The banding issue is more apparent on a black to white gradient. The human eye can see the difference between luminance levels way more than changes of the chroma -hue&saturation.
Out of that rgb model the screen uses -and as a result, which is also
hard-wired to inkscape by default- there are only 256 steps to render throughout such a smooth black to white gradient.
Theoretically that means equal lightness steps rendered in between.
(It is a matter of the rgb model used though -linearrgb vs. srgb. The human eye can differentiate between the darker shades better. So there is also an option of
gamma correction which alters the range of the lightness levels. Some screens have
gamma settings, but it can also be simulated on screen by the softwares running.)
(Side note: inkscape before the current cairo renderer -probably before 0.48- used to only render 1024 steps the max on any kind of gradient.)
So with that greyscale gradient there are areas visibly filled with the exact same colour, as 256 flat filled rectangles next to eachother would be rendered. These areas produce a visible "edge", which is referred to as
Mach banding.
How to solve the issue?
Extending the depths available for rendering. It needs a screen that can render more brightness levels -instead of using 24bit truecolor, using some
deepcolor.
-24bit means there are 8 bits stored for each rgb values, that is 2^8=256.-
For example if we were using 48bit colours, that'd mean 2^16=65536 luminance levels. We are hardly near that.
30bit seems the closest step (10bit per channel) when looking around. There are some pricy monitors that can produce such an output.
Benq claims to even produce a
look up table with 14bit channels.
However that also requires an appropriate gpu and
setting it up.
Not sure how inkscape would perform on such a high-end environment.
Or if any of that could be transferred to a printable pdf.

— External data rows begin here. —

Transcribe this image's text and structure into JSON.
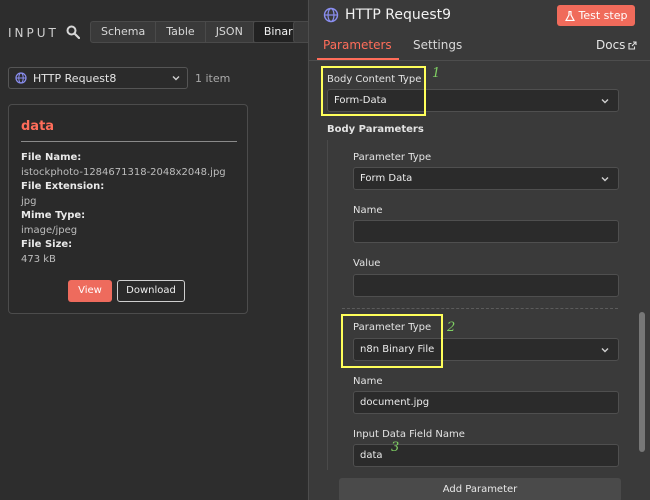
{
  "input_panel": {
    "title": "INPUT",
    "view_tabs": [
      "Schema",
      "Table",
      "JSON",
      "Binary"
    ],
    "active_view": "Binary",
    "node_select": {
      "value": "HTTP Request8"
    },
    "item_count": "1 item",
    "binary_card": {
      "title": "data",
      "fields": [
        {
          "label": "File Name:",
          "value": "istockphoto-1284671318-2048x2048.jpg"
        },
        {
          "label": "File Extension:",
          "value": "jpg"
        },
        {
          "label": "Mime Type:",
          "value": "image/jpeg"
        },
        {
          "label": "File Size:",
          "value": "473 kB"
        }
      ],
      "view_label": "View",
      "download_label": "Download"
    }
  },
  "node_panel": {
    "title": "HTTP Request9",
    "test_step_label": "Test step",
    "tabs": {
      "parameters": "Parameters",
      "settings": "Settings",
      "docs": "Docs"
    },
    "body_content_type": {
      "label": "Body Content Type",
      "value": "Form-Data"
    },
    "body_parameters_label": "Body Parameters",
    "params": [
      {
        "type_label": "Parameter Type",
        "type_value": "Form Data",
        "name_label": "Name",
        "name_value": "",
        "value_label": "Value",
        "value_value": ""
      },
      {
        "type_label": "Parameter Type",
        "type_value": "n8n Binary File",
        "name_label": "Name",
        "name_value": "document.jpg",
        "field_label": "Input Data Field Name",
        "field_value": "data"
      }
    ],
    "add_parameter_label": "Add Parameter"
  },
  "annotations": [
    "1",
    "2",
    "3"
  ],
  "colors": {
    "accent": "#ff6d5a",
    "highlight": "#ffff5a",
    "annotation": "#7fcf63"
  },
  "icons": [
    "search-icon",
    "globe-icon",
    "chevron-down-icon",
    "flask-icon",
    "external-link-icon",
    "pin-icon"
  ]
}
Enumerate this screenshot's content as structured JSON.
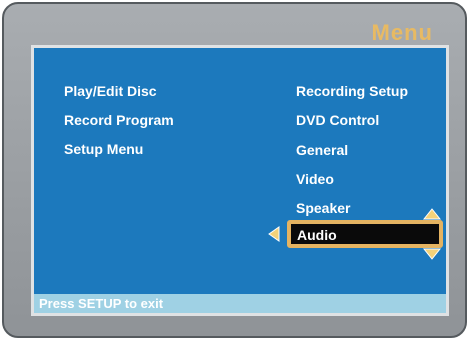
{
  "header": {
    "title": "Menu"
  },
  "main_menu": {
    "items": [
      {
        "label": "Play/Edit Disc"
      },
      {
        "label": "Record Program"
      },
      {
        "label": "Setup Menu"
      }
    ]
  },
  "setup_menu": {
    "items": [
      {
        "label": "Recording Setup"
      },
      {
        "label": "DVD Control"
      },
      {
        "label": "General"
      },
      {
        "label": "Video"
      },
      {
        "label": "Speaker"
      },
      {
        "label": "Audio",
        "selected": true
      }
    ]
  },
  "status": {
    "text": "Press SETUP to exit"
  },
  "icons": {
    "left": "triangle-left-icon",
    "up": "triangle-up-icon",
    "down": "triangle-down-icon"
  },
  "colors": {
    "title": "#e8ba63",
    "screen": "#1c79bd",
    "highlight_border": "#e4b361",
    "status_bar": "#9fd1e4"
  }
}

The other option is cheating. Tricking the eye so that the transition looks smoother.
Basically anykind of
halftoning effect can be used.
Dithering is more of a downsampling solution on raster images. There are
several types of them, you can choose some of those options like when using gimp and changing the image mode to a smaller colour depth.
By definition the dithering algorithm is applied on screen pixels so in a scalable vectorgraphic environment where you can zoom in it would be very resource heavy -and probably a mess just like the convolve matrix.
Gimp adds some "dithering" to gradients drawn. Edges are not smooth but the colour step values are spread in some hard-wired fashion.
With filtering you can simulate a similar effect by displacement in inkscape. Needless to say it's not a good solution since there is no way to control the direction based upon a gradient handle.
Some cases a dither-like filter may help a bit, but generally it's a huge burden (and resource-heavy) to be added to any gradient fill along with additional clipping just because the renderer produces a lacking result without it.
Getting myself together has hardly anything to do with those technical aspects as per se.
Apparently I've lost most of my interest in the current life I'm living. Need to make some serious changes. Getting back to abandoned projects may be one of them.